Containers (VEs, VPSs), or kernel-level virtualization technology (implemented in OpenVZ), were discussed very widely during both events. The topic was presented by three parties:
- IBM (ex-Meiosys guys)
- Eric Biederman
The overall feeling among the kernel people is: containers are a good feature to have in Linux kernel, let’s merge it into mainstream. But since several different implementations of the technology are available, and several groups are working on those, the mainstream code should be a result of consensus between all those implementations.
So, let me describe what are all those groups are aiming for:
- Eric Biederman wants to have so-called namespaces in kernel. Namespaces are basically a building blocks of containers, for example, with user namespace we have an ability to have the same root user in different containers; network namespace gives an ability to have a separate network interface; process namespace is when you have an isolated set of processes. All the namespaces combined together creates a container.
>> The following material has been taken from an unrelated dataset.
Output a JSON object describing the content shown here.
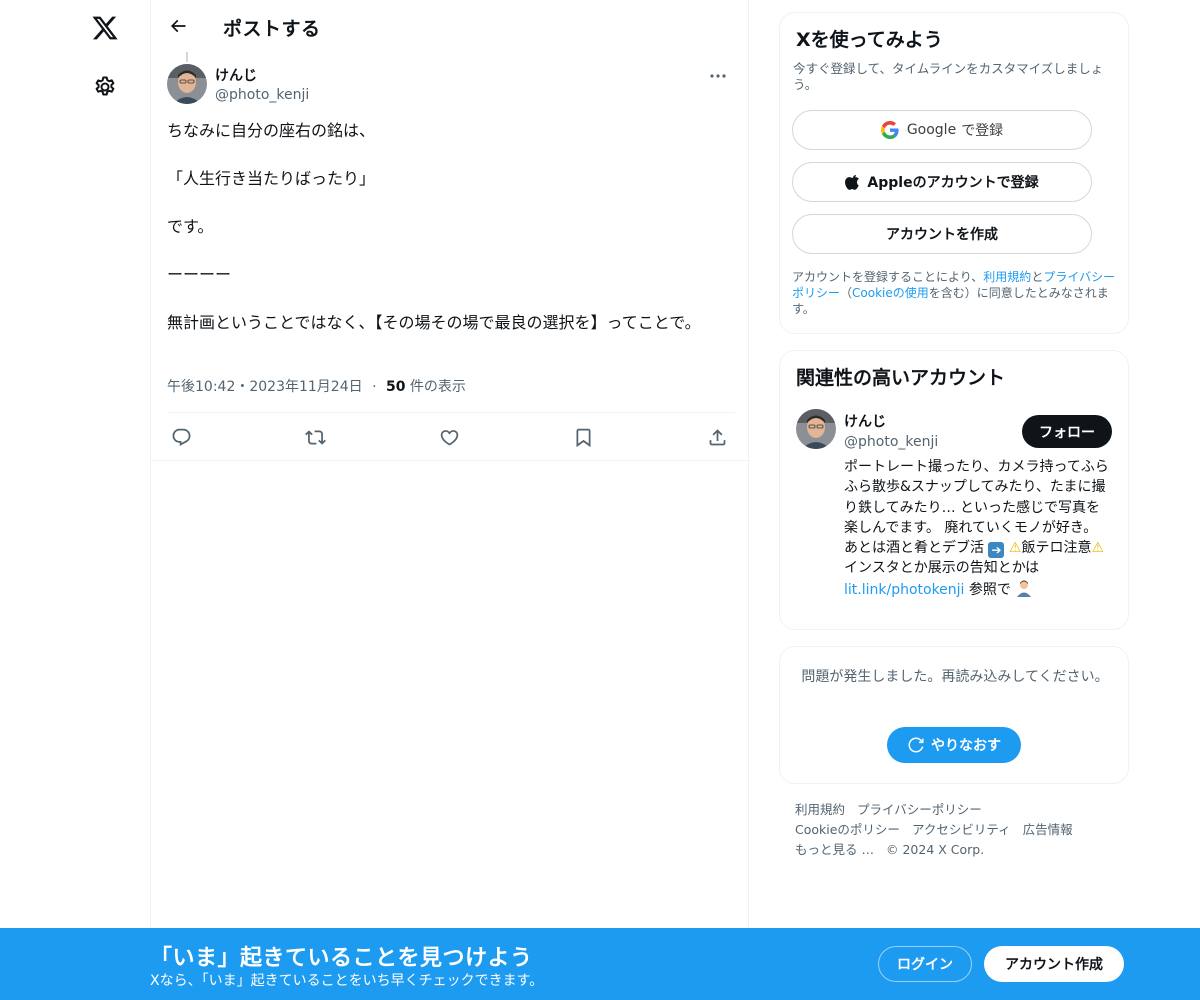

But, as Eric states, an ability to use not all but only selected namespaces gives endless possibilities to a user.
- IBM people want application containers, and for them the main purpose of such containers is live migration of those. The difference between app. container and the “full” (system) container is a set of features: for example, an application container might lack /proc virtualization, devices, pseudo-terminals (needed to run ssh, for example) etc. So, an application container might be seen as a subset of a system container.
- OpenVZ wants system containers that resemble the real system as much as possible. In other words, we want to preserve existing kernel APIs as much as possible inside a container, so all of the existing Linux distributions and applictions should run fine inside a container without any modifications. Of course, the goal is not 100% achievable, for example we do not want the container to be able to set the system time.
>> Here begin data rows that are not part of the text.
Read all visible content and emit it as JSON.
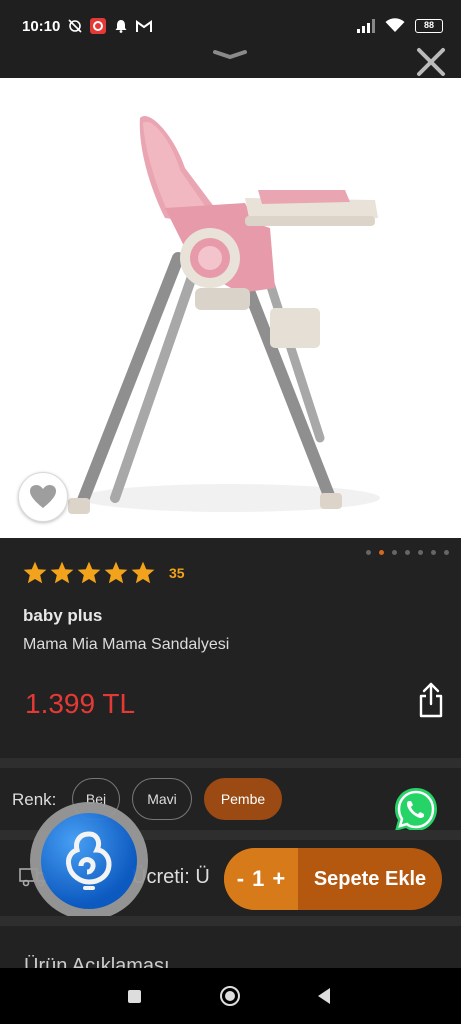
{
  "status_bar": {
    "time": "10:10",
    "battery": "88",
    "icons": [
      "no-alarm-icon",
      "app-notification-icon",
      "bell-icon",
      "gmail-icon",
      "signal-icon",
      "wifi-icon",
      "battery-icon"
    ]
  },
  "product": {
    "rating_stars": 5,
    "rating_count": "35",
    "brand": "baby plus",
    "name": "Mama Mia Mama Sandalyesi",
    "price": "1.399 TL",
    "image_slide_count": 7,
    "image_active_slide": 2
  },
  "color_selector": {
    "label": "Renk:",
    "options": [
      "Bej",
      "Mavi",
      "Pembe"
    ],
    "selected": "Pembe"
  },
  "shipping": {
    "text": "Ücreti: Ü"
  },
  "cart": {
    "minus": "-",
    "quantity": "1",
    "plus": "+",
    "add_label": "Sepete Ekle"
  },
  "description": {
    "title": "Ürün Açıklaması"
  },
  "colors": {
    "accent": "#d77a1a",
    "accent_dark": "#b4570f",
    "price": "#e53935",
    "star": "#f2a21b",
    "background": "#222222"
  }
}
- Linux-VServer wants just about the same as OpenVZ, it’s only that their implementations of various components are different, and their level of a container resembling a real system is a bit lower (for example, in networking).
So, from the first glance it’s really hard to find a consensus. Say, Eric’s approach of having a distinct namespaces faces the fact that all the namespaces are heavily interdependent -- for example, processes belongs to user, so process namespace depend on user namespace, and you can hardly find a namespace which can be independent on all the others.
IBM’s application containers are closer to reality, and actually they might be a first step towards a full containers implementation in mainstream. How hard is to move from app. containers to system containers is not yet clear at this point though -- for example, if we do not care about /proc virtualization from the beginning, it might be real pain to add it later. From the other hand, IBM might be quite happy with full containers since they do all they want.
To conclude — this is not going to be an easy task, but it’s doable, and the thing that we met in person and discussed all that stuff, and that all the other kernel developers are all for us helps a lot. Sooner or later, we will be there.